Chicago, IL – The National Safety Council and the Mine Safety and Health Administration (MSHA) announced that they will renew an alliance to decrease injury and death in the United States mining industry. The alliance between NSC and MSHA, in effect until 2009, collaborates on the development of safety and health programs for the mining industry as well as educational outreach to the public.
The renewed alliance comes at a time when, despite notable 2007 mining tragedies, safety education and new technologies are helping to reduce the rate of accidental deaths for the U.S. mining industry.

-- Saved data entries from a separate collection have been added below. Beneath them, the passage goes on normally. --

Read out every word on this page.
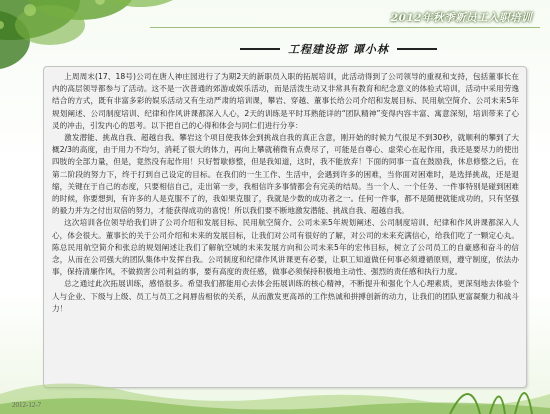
2012年秋季新员工入职培训
工程建设部 谭小林

上周周末(17、18号)公司在唐人神庄园进行了为期2天的新职员入职的拓展培训，此活动得到了公司领导的重视和支持，包括董事长在内的高层领导都参与了活动。这不是一次普通的郊游或娱乐活动，而是活泼生动又非常具有教育和纪念意义的体验式培训，活动中采用劳逸结合的方式，既有非富多彩的娱乐活动又有生动严肃的培训课，攀岩、穿越、董事长给公司介绍和发展目标、民用航空简介、公司未来5年规划阐述、公司制度培训、纪律和作风讲课都深入人心，2天的训练是平时耳熟能详的“团队精神”变得内容丰富、寓意深刻，培训带来了心灵的冲击，引发内心的思考。以下把自己的心得和体会与同仁们进行分享：

激发潜能、挑战自我、超越自我。攀岩这个项目使我体会到挑战自我的真正含意，刚开始的时候力气很足不到30秒，就顺利的攀到了大概2/3的高度，由于用力不均匀，消耗了很大的体力，再向上攀就稍微有点费尽了，可能是自尊心、虚荣心在起作用，我还是要尽力的使出四肢的全部力量，但是，竟然没有起作用！只好暂歇修整，但是我知道，这时，我不能放弃！下面的同事一直在鼓励我，休息修整之后，在第二阶段的努力下，终于打到自己设定的目标。在我们的一生工作、生活中，会遇到许多的困难，当你面对困难时，是选择挑战，还是退缩，关键在于自己的态度，只要相信自己，走出第一步，我相信许多事情都会有完美的结局。当一个人、一个任务、一件事特别是碰到困难的时候，你要想到，有许多的人是克服不了的，我如果克服了，我就是少数的成功者之一。任何一件事，都不是随便就能成功的，只有坚强的毅力并为之付出双倍的努力，才能获得成功的喜悦！所以我们要不断地激发潜能、挑战自我、超越自我。

这次培训各位领导给我们讲了公司介绍和发展目标、民用航空简介、公司未来5年规划阐述、公司制度培训、纪律和作风讲课都深入人心，体会很大。董事长的关于公司介绍和未来的发展目标，让我们对公司有很好的了解，对公司的未来充满信心，给我们吃了一颗定心丸。陈总民用航空简介和张总的规划阐述让我们了解航空城的未来发展方向和公司未来5年的宏伟目标，树立了公司员工的自豪感和奋斗的信念，从而在公司强大的团队集体中发挥自我。公司制度和纪律作风讲课更有必要，让职工知道做任何事必须遵循原则，遵守制度，依法办事，保持清廉作风，不做损害公司利益的事，要有高度的责任感，做事必须保持积极地主动性、强烈的责任感和执行力度。

总之通过此次拓展训练，感悟很多。希望我们都能用心去体会拓展训练的核心精神，不断提升和强化个人心理素质，更深刻地去体验个人与企业、下级与上级、员工与员工之间唇齿相依的关系，从而激发更高昂的工作热诚和拼搏创新的动力，让我们的团队更富凝聚力和战斗力！

2012-12-7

While mining employs more than 530,000 workers nationwide, the MSHA and NSC are also reaching out to the public, particularly children, with warnings about the dangers surrounding active and abandoned mines.
“The National Safety Council and the Mine Safety and Health Administration share a passion for mine safety,” said Alan C. McMillan, president and CEO of NSC. “Renewing this alliance facilitates our efforts to provide miners with the very best knowledge and training about safety and health issues. Through this partnership, the council is able to work closely with MSHA to address current and important needs of mine workers and mining companies.”

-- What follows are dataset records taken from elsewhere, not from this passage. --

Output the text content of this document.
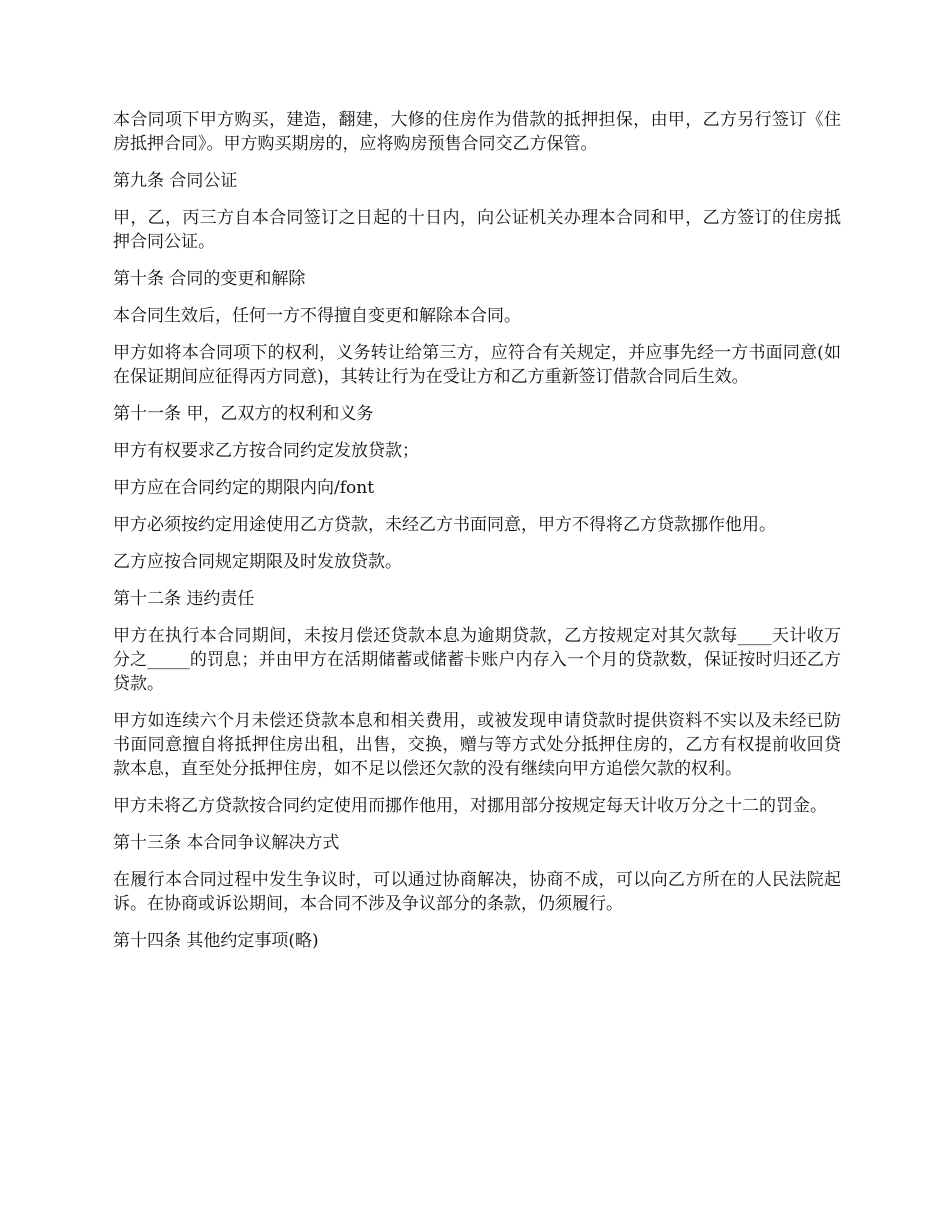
本合同项下甲方购买，建造，翻建，大修的住房作为借款的抵押担保，由甲，乙方另行签订《住房抵押合同》。甲方购买期房的，应将购房预售合同交乙方保管。

第九条 合同公证

甲，乙，丙三方自本合同签订之日起的十日内，向公证机关办理本合同和甲，乙方签订的住房抵押合同公证。

第十条 合同的变更和解除

本合同生效后，任何一方不得擅自变更和解除本合同。

甲方如将本合同项下的权利，义务转让给第三方，应符合有关规定，并应事先经一方书面同意(如在保证期间应征得丙方同意)，其转让行为在受让方和乙方重新签订借款合同后生效。

第十一条 甲，乙双方的权利和义务

甲方有权要求乙方按合同约定发放贷款；

甲方应在合同约定的期限内向/font

甲方必须按约定用途使用乙方贷款，未经乙方书面同意，甲方不得将乙方贷款挪作他用。

乙方应按合同规定期限及时发放贷款。

第十二条 违约责任

甲方在执行本合同期间，未按月偿还贷款本息为逾期贷款，乙方按规定对其欠款每____天计收万分之_____的罚息；并由甲方在活期储蓄或储蓄卡账户内存入一个月的贷款数，保证按时归还乙方贷款。

甲方如连续六个月未偿还贷款本息和相关费用，或被发现申请贷款时提供资料不实以及未经已防书面同意擅自将抵押住房出租，出售，交换，赠与等方式处分抵押住房的，乙方有权提前收回贷款本息，直至处分抵押住房，如不足以偿还欠款的没有继续向甲方追偿欠款的权利。

甲方未将乙方贷款按合同约定使用而挪作他用，对挪用部分按规定每天计收万分之十二的罚金。

第十三条 本合同争议解决方式

在履行本合同过程中发生争议时，可以通过协商解决，协商不成，可以向乙方所在的人民法院起诉。在协商或诉讼期间，本合同不涉及争议部分的条款，仍须履行。

第十四条 其他约定事项(略)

NSC will collaborate with MSHA to advance the “Stay Out-Stay Alive” public awareness campaign, which unites more than 70 federal and state agencies, private organizations, businesses and individuals in the effort to promote safe practices around mines. As a partner, NSC will aid in the development of educational materials and Web-based programs, provide conference speakers on mining safety and health and collect and present accurate statistical information on U. S. mining and minerals operations.

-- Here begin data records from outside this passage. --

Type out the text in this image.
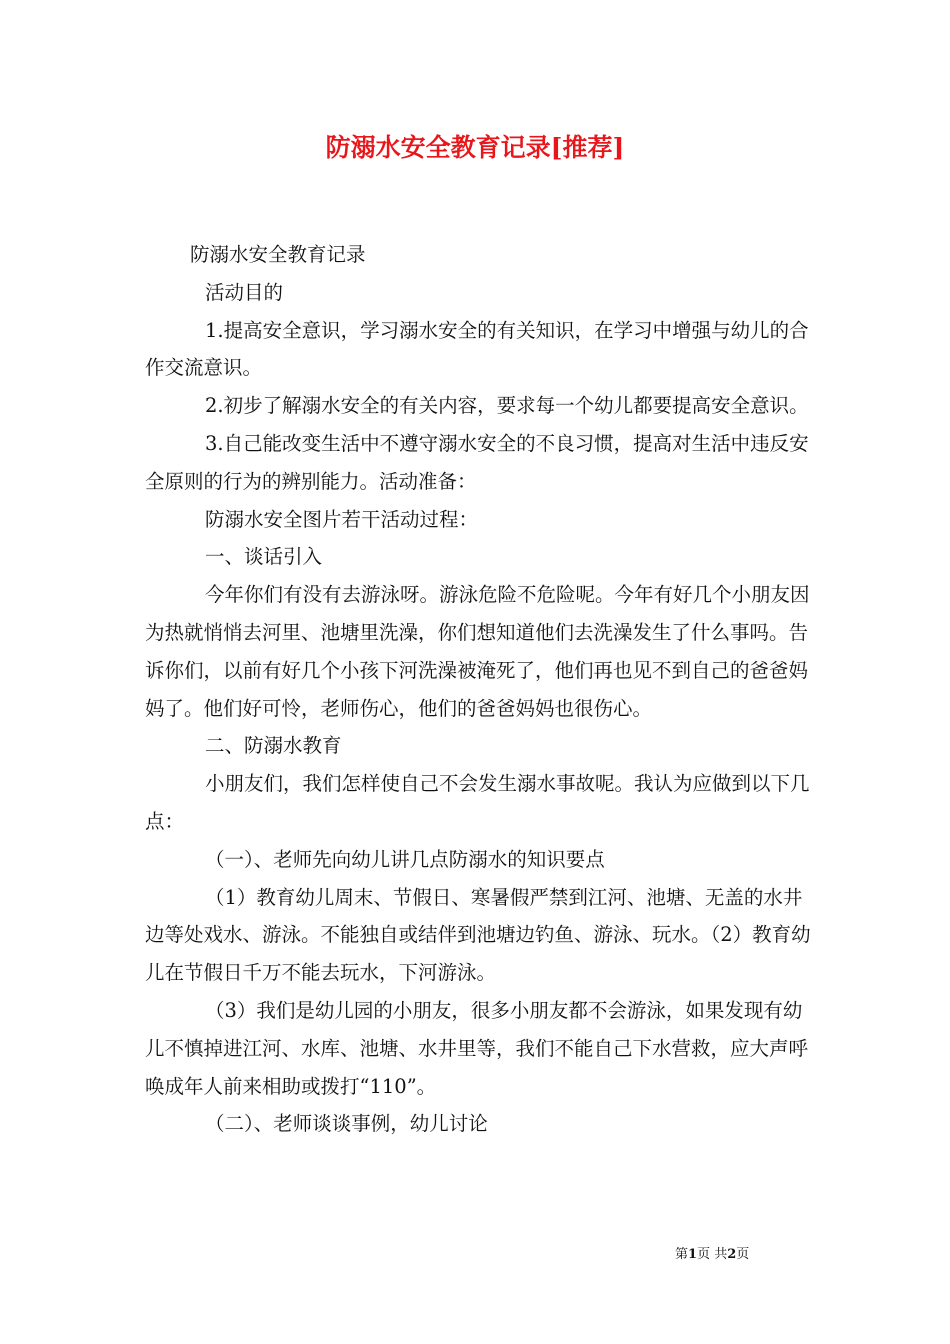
防溺水安全教育记录[推荐]

防溺水安全教育记录

活动目的

1.提高安全意识，学习溺水安全的有关知识，在学习中增强与幼儿的合作交流意识。

2.初步了解溺水安全的有关内容，要求每一个幼儿都要提高安全意识。

3.自己能改变生活中不遵守溺水安全的不良习惯，提高对生活中违反安全原则的行为的辨别能力。活动准备：

防溺水安全图片若干活动过程：

一、谈话引入

今年你们有没有去游泳呀。游泳危险不危险呢。今年有好几个小朋友因为热就悄悄去河里、池塘里洗澡，你们想知道他们去洗澡发生了什么事吗。告诉你们，以前有好几个小孩下河洗澡被淹死了，他们再也见不到自己的爸爸妈妈了。他们好可怜，老师伤心，他们的爸爸妈妈也很伤心。

二、防溺水教育

小朋友们，我们怎样使自己不会发生溺水事故呢。我认为应做到以下几点：

（一）、老师先向幼儿讲几点防溺水的知识要点

（1）教育幼儿周末、节假日、寒暑假严禁到江河、池塘、无盖的水井边等处戏水、游泳。不能独自或结伴到池塘边钓鱼、游泳、玩水。（2）教育幼儿在节假日千万不能去玩水，下河游泳。

（3）我们是幼儿园的小朋友，很多小朋友都不会游泳，如果发现有幼儿不慎掉进江河、水库、池塘、水井里等，我们不能自己下水营救，应大声呼唤成年人前来相助或拨打“110”。

（二）、老师谈谈事例，幼儿讨论

第1页 共2页
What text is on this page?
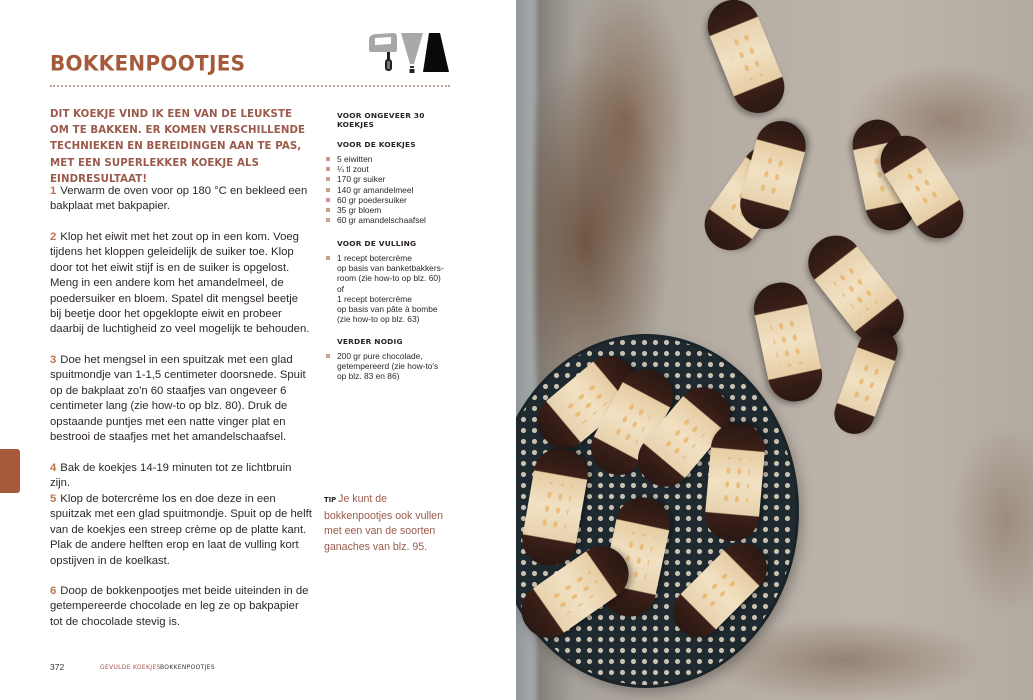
BOKKENPOOTJES

DIT KOEKJE VIND IK EEN VAN DE LEUKSTE OM TE BAKKEN. ER KOMEN VERSCHILLENDE TECHNIEKEN EN BEREIDINGEN AAN TE PAS, MET EEN SUPERLEKKER KOEKJE ALS EINDRESULTAAT!

1 Verwarm de oven voor op 180 °C en bekleed een bakplaat met bakpapier.

2 Klop het eiwit met het zout op in een kom. Voeg tijdens het kloppen geleidelijk de suiker toe. Klop door tot het eiwit stijf is en de suiker is opgelost. Meng in een andere kom het amandelmeel, de poedersuiker en bloem. Spatel dit mengsel beetje bij beetje door het opgeklopte eiwit en probeer daarbij de luchtigheid zo veel mogelijk te behouden.

3 Doe het mengsel in een spuitzak met een glad spuitmondje van 1-1,5 centimeter doorsnede. Spuit op de bakplaat zo'n 60 staafjes van ongeveer 6 centimeter lang (zie how-to op blz. 80). Druk de opstaande puntjes met een natte vinger plat en bestrooi de staafjes met het amandelschaafsel.

4 Bak de koekjes 14-19 minuten tot ze lichtbruin zijn.

5 Klop de botercrème los en doe deze in een spuitzak met een glad spuitmondje. Spuit op de helft van de koekjes een streep crème op de platte kant. Plak de andere helften erop en laat de vulling kort opstijven in de koelkast.

6 Doop de bokkenpootjes met beide uiteinden in de getempereerde chocolade en leg ze op bakpapier tot de chocolade stevig is.

VOOR ONGEVEER 30 KOEKJES
VOOR DE KOEKJES
5 eiwitten
¼ tl zout
170 gr suiker
140 gr amandelmeel
60 gr poedersuiker
35 gr bloem
60 gr amandelschaafsel
VOOR DE VULLING
1 recept botercrème
op basis van banketbakkers-
room (zie how-to op blz. 60)
of
1 recept botercrème
op basis van pâte à bombe
(zie how-to op blz. 63)
VERDER NODIG
200 gr pure chocolade,
getempereerd (zie how-to's
op blz. 83 en 86)

TIP Je kunt de bokkenpootjes ook vullen met een van de soorten ganaches van blz. 95.

372	GEVULDE KOEKJES BOKKENPOOTJES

The mission of the Mine Safety and Health Administration (MSHA) is to administer the provisions of the Federal Mine Safety and Health Act of 1977 (Mine Act) and to enforce compliance with mandatory safety and health standards as a means to eliminate fatal accidents; to reduce the frequency and severity of nonfatal accidents; to minimize health hazards; and to promote improved safety and health conditions in the Nation's mines.
The National Safety Council (www.nsc.org) saves lives by preventing injuries and deaths at work, in homes and communities, and on the roads, through leadership, research, education and advocacy.